Los muchos años que lleva en el universo literario juegan a su favor, y si durante un buen número de ellos fue considerado simplemente un libro cómico y de aventuras, después ha dado lugar a multitud de interpretaciones a cual más sesuda, con lo que Cervantes acabó saliéndose con la suya, que no es otra que la que explicitó en el prólogo: que leyéndolo, “el melancólico se mueva a risa, el risueño la acreciente, el simple no se enfade, el discreto se admire de la invención, el grave no la desprecie, ni el prudente deje de alabarla Un propósito encomiable y peliagudo que quizá le turbó en demasía si tenemos en cuenta la cantidad de errores, olvidos o contradicciones que contiene, al menos en su primera parte.

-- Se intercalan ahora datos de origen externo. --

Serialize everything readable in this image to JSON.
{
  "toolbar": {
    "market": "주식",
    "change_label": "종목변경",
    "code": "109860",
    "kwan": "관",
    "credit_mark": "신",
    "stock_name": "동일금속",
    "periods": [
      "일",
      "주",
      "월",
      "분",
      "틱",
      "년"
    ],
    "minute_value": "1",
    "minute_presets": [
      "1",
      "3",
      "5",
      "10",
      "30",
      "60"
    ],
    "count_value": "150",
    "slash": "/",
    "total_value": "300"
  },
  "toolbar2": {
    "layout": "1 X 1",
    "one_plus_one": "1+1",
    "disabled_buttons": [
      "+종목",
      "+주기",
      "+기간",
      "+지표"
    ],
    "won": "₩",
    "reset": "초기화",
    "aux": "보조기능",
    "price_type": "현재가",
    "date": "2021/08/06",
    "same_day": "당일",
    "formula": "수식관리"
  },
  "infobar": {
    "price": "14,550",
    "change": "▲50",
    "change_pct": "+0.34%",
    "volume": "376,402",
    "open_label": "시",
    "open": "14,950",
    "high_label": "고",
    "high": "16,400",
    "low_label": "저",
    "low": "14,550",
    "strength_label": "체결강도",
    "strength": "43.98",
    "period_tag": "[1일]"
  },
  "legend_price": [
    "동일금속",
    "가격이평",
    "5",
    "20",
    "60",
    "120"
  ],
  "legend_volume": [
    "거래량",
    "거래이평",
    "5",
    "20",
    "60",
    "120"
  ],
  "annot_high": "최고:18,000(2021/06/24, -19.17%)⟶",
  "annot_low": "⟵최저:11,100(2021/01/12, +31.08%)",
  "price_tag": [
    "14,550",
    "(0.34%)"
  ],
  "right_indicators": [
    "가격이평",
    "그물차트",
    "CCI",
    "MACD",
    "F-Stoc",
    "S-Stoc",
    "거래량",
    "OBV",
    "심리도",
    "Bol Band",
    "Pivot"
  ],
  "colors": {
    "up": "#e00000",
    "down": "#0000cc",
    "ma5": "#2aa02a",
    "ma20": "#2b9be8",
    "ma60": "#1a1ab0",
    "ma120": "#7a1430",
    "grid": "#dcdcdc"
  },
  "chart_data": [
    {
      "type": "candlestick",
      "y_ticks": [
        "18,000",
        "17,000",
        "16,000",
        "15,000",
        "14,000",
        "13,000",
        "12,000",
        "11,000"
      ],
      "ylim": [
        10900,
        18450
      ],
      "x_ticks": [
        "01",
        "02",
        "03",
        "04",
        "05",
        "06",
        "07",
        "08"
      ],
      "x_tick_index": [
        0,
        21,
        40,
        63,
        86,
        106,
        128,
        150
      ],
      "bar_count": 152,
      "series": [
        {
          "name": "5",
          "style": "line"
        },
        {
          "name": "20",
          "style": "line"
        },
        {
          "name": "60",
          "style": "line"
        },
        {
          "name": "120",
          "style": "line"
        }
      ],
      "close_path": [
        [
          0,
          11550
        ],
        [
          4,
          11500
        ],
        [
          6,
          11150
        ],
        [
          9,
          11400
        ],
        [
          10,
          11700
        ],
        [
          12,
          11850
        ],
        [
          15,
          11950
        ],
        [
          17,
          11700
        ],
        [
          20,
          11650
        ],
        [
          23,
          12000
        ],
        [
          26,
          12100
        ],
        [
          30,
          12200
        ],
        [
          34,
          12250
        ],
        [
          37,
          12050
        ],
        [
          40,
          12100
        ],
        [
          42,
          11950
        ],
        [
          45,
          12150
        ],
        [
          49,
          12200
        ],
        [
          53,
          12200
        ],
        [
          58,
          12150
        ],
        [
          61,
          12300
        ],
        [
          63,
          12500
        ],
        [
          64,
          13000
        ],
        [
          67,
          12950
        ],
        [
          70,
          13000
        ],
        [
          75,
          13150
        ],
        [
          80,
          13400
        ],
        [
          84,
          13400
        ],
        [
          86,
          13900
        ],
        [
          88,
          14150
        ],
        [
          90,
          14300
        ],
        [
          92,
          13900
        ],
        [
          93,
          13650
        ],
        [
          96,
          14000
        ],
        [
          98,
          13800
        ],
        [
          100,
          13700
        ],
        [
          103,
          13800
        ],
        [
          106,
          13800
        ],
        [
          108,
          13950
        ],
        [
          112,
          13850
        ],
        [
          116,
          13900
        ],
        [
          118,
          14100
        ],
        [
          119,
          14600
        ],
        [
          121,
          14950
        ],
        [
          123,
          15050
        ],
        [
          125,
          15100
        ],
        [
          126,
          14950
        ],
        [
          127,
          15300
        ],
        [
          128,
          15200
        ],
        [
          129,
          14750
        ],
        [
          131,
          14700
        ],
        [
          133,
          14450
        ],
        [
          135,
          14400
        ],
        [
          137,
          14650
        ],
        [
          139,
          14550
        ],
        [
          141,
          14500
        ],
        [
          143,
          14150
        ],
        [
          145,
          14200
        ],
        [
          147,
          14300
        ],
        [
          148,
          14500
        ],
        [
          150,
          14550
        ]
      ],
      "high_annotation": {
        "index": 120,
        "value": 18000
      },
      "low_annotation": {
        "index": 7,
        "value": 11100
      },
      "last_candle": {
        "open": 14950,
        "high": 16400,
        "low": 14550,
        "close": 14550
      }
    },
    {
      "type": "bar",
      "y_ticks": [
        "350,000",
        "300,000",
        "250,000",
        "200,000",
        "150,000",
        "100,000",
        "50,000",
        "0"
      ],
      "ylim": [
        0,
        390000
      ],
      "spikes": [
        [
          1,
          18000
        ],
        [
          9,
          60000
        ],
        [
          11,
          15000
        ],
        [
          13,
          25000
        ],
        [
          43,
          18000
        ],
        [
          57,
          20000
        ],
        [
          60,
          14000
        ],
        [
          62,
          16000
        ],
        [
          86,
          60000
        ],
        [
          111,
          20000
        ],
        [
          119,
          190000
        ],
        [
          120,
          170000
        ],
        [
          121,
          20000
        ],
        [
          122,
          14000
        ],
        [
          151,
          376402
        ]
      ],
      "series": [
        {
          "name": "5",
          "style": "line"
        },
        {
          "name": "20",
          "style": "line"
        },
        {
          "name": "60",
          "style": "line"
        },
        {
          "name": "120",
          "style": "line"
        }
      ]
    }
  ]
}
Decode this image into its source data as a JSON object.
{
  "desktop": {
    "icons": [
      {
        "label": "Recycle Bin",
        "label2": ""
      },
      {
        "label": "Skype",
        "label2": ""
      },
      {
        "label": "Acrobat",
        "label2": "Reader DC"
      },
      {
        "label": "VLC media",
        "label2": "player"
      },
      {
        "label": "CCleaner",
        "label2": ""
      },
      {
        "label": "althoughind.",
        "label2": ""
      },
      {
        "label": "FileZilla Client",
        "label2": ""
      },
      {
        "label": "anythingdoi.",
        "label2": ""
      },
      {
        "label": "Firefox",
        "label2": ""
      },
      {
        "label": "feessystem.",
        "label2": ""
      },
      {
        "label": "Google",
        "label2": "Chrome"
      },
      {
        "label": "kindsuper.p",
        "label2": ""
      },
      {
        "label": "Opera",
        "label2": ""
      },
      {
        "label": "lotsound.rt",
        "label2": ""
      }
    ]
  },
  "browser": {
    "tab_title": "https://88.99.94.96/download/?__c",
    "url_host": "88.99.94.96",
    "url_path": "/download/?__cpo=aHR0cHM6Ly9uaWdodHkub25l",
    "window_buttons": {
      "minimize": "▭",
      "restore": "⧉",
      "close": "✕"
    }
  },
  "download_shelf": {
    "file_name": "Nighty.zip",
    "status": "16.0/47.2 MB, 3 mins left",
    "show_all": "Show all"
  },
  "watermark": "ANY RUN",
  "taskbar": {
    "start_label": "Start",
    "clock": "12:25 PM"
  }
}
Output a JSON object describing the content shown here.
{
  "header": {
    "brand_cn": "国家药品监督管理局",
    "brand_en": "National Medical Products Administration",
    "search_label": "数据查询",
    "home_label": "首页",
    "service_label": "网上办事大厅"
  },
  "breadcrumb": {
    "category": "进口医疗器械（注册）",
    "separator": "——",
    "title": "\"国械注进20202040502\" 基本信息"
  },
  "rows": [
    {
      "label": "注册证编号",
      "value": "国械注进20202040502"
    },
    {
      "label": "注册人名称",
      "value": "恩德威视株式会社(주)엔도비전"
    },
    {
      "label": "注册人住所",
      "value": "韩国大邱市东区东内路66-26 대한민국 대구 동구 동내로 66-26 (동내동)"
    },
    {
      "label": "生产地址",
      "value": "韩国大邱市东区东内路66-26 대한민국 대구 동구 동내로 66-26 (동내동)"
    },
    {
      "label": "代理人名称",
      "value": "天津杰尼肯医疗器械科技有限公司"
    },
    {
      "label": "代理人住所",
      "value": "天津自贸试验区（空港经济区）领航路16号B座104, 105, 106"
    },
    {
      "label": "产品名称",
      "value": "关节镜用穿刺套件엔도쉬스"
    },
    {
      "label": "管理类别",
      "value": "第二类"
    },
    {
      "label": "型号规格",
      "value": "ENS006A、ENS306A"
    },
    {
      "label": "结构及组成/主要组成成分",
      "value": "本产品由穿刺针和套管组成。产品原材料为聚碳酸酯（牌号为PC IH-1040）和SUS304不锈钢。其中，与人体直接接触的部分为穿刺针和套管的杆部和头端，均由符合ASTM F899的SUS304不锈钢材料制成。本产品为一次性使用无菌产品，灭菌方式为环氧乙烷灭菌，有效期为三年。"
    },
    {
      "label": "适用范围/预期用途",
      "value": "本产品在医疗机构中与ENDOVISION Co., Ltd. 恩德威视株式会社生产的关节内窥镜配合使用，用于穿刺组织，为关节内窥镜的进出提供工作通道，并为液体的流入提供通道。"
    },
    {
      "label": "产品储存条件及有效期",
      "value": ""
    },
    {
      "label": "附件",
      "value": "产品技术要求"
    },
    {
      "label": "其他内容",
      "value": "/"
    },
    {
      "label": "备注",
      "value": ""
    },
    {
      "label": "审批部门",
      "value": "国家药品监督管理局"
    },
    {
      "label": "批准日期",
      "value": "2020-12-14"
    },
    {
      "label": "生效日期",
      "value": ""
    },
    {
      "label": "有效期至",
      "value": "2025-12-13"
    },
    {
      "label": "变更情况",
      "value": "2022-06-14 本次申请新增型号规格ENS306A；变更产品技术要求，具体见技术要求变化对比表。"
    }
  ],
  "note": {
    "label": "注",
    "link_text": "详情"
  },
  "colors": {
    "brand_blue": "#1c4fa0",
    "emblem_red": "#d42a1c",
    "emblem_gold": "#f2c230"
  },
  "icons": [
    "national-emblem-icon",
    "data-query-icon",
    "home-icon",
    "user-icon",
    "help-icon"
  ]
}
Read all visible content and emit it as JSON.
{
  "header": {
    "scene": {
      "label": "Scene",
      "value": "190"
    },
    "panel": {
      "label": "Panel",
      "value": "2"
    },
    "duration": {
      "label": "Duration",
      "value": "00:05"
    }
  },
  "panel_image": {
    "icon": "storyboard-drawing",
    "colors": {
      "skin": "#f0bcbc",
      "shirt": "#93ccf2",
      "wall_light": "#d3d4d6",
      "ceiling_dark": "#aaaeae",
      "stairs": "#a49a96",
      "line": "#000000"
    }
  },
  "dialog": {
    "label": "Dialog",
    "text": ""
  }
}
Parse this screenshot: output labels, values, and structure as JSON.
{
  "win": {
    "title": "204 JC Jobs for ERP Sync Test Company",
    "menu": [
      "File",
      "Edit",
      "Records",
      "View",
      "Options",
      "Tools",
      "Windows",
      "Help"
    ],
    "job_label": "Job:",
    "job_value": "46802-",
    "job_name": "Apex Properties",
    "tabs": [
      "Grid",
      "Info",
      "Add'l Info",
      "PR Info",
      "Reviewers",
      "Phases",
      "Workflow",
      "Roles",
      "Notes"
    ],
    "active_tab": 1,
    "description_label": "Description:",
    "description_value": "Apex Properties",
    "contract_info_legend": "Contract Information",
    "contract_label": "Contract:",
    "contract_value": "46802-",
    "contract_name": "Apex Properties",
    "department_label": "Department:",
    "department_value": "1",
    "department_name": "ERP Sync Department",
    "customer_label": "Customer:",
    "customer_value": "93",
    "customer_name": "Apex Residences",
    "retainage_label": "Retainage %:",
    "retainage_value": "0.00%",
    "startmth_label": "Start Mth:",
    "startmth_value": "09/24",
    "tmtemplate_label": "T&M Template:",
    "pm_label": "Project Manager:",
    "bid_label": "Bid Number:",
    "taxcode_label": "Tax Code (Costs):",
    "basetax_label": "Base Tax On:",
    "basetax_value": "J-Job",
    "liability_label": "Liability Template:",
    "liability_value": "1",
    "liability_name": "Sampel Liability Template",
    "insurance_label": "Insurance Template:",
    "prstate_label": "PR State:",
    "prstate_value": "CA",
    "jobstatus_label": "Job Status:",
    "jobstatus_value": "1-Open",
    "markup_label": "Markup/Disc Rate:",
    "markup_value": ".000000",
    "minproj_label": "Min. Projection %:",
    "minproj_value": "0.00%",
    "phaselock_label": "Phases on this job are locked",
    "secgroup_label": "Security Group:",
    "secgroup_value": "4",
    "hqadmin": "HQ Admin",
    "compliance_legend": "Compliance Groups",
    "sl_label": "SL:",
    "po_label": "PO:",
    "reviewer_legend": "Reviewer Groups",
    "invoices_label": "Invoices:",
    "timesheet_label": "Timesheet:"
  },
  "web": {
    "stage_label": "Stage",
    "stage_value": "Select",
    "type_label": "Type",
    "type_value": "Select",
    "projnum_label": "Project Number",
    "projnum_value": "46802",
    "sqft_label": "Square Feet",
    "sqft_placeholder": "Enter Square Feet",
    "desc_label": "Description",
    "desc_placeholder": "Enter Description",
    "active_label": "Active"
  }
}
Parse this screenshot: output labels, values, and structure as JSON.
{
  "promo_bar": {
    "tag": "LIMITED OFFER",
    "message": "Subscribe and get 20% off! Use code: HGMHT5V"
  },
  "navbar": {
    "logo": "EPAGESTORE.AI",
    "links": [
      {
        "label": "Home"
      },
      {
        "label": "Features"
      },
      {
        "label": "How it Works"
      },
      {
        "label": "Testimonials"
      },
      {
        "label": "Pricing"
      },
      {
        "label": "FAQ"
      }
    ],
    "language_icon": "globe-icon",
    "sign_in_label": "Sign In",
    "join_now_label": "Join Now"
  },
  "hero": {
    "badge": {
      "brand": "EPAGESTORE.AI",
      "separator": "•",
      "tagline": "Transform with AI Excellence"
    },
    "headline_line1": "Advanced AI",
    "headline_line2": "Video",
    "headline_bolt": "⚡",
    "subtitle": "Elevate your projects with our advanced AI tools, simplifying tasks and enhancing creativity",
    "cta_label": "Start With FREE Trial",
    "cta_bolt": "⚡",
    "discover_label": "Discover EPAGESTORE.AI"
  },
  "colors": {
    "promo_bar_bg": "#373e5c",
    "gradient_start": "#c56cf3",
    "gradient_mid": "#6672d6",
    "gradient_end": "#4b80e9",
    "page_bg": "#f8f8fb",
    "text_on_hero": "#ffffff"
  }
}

En cualquier caso, no deja de sorprender que un Ortega considere al Quijote como “el eterno esfuerzo en el que se debate la cultura toda por dar claridad y seguridad al hombre en el caos existencial en que se halla metido” y un Tom McCarthy piense que se trata de “alguien que quiere ser auténtico… y descubre que para lograrlo ha de sumergirse en ficciones”. Parece que fue Friedrich W. J. Schelling quién estableció la teoría de que la novela confrontaba el idealismo con el realismo, siendo don Quijote el defensor de un ideal inalcanzable en contra de una realidad tozuda y desagradable. Hay quién solo ve en la novela una sátira de las costumbres de la época o, yendo un poco más allá, de la idiosincrasia española. Hasta hay quién ve en la novela una Biblia que tiene a Don Quijote como a un nuevo Cristo.

Me pregunto si Cervantes era consciente de todo esto que ahora se le atribuye, o si no era más que, como algunos argumentan, un genio irreflexivo, vamos, algo así como el burro al que le suena la flauta por casualidad (aunque bien es verdad que, al menos, la tocó dos veces).

Por mi parte creo que tampoco es descartable que la dolencia de don Quijote no fuera más que una fuerte crisis de los cincuenta y, de igual forma que hay quién se compra una moto y se cree el rey del mambo, éste, consciente de pronto de la potencia de su brazo, decidió montárselo a lo grande y ponerse el mundo por bacía de barbero.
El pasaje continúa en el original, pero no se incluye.